Too often, in politically heterogeneous families, the “solution” is silence. That’s certainly been the tactic I’ve employed over the years. I don’t bring up politics at the Thanksgiving or Christmas table, because I can’t bear it. Because it seems to always, always, always result in a fight. And that fight reactivates shitty family dynamics that remind us of past trauma, and someone inevitably starts crying.

But I don’t want to give up. I don’t want to give up on someone I love, or allow them to give up on others like me. I don’t want to give up on someone who loves me. And while I know that we may not ever be able to see eye-to-eye politically, I wonder if we might be able to narrow the difference; if we might be able to shift from a chasm to something smaller — a rift, a crack, a simple gap.

Looking back on past conversations, I know what doesn’t work. In the past, I’ve only ever challenged this person in reaction to something they’ve said. We don’t sit down to have a discussion. We don’t start on neutral ground. Instead, it’s instant combat. They’ll say something loathsome about immigrants or low income folks or China and that’s when I intervene. That’s when I try to explain that, in my view, they aren’t looking at things in a fair way. Except by then, I’m usually not so eloquent or cordial. I’m furious and angry and on the attack and that’s never a good place from which to have a transformative conversation.

This year, I’m going to try something new. This year, I’m not going to wait until they say something gross at dinner. I’m going to find a time to talk to them before that. I’m going to be proactive and calm about the thing. I’m going to do something sweet like take them out to coffee or give them a back rub and then I’ll bring up politics.

And instead of having an abstract conversation about policy, I’m going to make it personal. I’m going to tell them that, because of this President, I’m more afraid as a trans person. I’m going to speak from the heart and tell them that I am worried Trump’s transphobic rhetoric and policy agenda will embolden someone to attack me when I’m wearing a dress. I’m going to tell them that I am more worried for my safety than ever. That I’m actually pretty afraid of going on my book tour this spring because it means I’ll have to wear a dress in a lot of strange cities with people I don’t know. I’m afraid that someone who feels emboldened by Trump will take it upon themselves to come to one of my book signings and hurt me. Or will see me walking around in their town and throw a punch or worse. I’m scared that the same people who own assault rifles are the people whom Trump inspires to attack communities of difference. I’m going to tell them that I am afraid — and that their accepting me personally, as some kind of exception because I’m in the family, is not enough. That I’m worried people like me will be increasingly threatened and beaten and assaulted and killed.

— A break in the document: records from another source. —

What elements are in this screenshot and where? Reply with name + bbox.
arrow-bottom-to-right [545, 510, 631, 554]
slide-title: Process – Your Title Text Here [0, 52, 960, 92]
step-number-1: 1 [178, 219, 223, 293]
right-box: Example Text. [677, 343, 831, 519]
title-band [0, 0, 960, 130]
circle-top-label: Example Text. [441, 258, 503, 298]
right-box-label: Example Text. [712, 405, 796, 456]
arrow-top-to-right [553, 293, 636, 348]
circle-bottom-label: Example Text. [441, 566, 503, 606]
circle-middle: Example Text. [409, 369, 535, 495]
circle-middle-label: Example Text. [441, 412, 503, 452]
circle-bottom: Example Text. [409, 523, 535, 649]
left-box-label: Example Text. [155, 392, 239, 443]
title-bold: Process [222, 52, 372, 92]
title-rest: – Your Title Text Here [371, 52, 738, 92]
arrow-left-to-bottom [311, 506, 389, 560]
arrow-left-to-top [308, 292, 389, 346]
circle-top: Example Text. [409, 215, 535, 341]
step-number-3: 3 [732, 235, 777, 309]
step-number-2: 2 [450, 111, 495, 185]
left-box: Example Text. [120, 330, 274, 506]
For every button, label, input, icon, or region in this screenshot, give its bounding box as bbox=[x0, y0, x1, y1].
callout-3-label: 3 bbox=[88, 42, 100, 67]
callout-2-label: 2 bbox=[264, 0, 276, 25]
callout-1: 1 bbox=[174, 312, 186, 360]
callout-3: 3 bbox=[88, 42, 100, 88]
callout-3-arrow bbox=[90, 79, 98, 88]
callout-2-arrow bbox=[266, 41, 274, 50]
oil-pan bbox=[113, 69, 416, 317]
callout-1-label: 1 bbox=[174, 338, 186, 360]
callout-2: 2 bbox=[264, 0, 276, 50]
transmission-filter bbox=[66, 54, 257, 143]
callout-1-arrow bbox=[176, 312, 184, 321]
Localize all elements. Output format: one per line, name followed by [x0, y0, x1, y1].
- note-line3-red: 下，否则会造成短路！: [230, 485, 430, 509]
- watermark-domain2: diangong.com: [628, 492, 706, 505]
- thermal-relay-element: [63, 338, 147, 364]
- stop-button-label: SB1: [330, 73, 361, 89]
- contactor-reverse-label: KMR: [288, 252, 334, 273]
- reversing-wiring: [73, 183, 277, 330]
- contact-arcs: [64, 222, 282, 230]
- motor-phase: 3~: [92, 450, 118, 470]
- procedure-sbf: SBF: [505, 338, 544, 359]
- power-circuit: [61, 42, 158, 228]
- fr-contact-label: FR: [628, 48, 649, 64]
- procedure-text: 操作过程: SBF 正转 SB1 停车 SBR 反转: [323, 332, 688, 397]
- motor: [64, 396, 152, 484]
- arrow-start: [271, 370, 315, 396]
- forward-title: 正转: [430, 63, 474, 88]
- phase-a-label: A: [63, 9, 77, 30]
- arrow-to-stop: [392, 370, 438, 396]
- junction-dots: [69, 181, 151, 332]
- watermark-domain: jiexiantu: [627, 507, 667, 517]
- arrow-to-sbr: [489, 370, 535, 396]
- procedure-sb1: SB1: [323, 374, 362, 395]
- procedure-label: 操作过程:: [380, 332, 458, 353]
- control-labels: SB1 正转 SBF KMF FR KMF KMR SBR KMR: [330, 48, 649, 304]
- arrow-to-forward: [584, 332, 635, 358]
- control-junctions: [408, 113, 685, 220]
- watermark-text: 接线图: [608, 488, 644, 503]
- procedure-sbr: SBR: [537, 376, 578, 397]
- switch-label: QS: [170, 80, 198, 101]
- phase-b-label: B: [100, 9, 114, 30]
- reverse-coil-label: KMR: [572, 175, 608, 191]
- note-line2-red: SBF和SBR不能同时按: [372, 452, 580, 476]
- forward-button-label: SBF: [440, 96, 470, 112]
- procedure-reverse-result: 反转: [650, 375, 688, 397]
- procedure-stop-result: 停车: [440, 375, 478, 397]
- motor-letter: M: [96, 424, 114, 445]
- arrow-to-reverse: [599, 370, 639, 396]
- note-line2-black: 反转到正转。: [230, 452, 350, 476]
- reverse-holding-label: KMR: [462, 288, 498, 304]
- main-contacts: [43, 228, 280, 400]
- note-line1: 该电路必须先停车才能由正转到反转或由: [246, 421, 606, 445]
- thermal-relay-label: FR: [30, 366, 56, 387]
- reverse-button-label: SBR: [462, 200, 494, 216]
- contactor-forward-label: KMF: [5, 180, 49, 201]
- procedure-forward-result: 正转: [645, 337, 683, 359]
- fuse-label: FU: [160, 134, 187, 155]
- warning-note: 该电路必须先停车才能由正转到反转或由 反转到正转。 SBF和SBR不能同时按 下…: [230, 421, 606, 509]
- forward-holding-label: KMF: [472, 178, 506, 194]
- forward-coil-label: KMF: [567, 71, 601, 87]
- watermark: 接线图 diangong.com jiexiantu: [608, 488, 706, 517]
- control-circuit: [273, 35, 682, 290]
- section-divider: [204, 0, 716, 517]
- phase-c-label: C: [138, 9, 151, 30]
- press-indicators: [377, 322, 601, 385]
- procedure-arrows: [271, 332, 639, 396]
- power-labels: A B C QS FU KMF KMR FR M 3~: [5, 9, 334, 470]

And then I will simply give them space to think about that.

I don’t know if it’s going to work: This is a new approach, not a tested strategy. But in a time when our country is more divided than ever, I am desperate to find other ways to communicate. I refuse to believe that people cannot change. I refuse to believe that queer and trans people cannot help those who love us to grow. I refuse to believe that I cannot share my tender, beating heart with someone I love. In fact, that’s exactly what I’ll do. Wish me luck.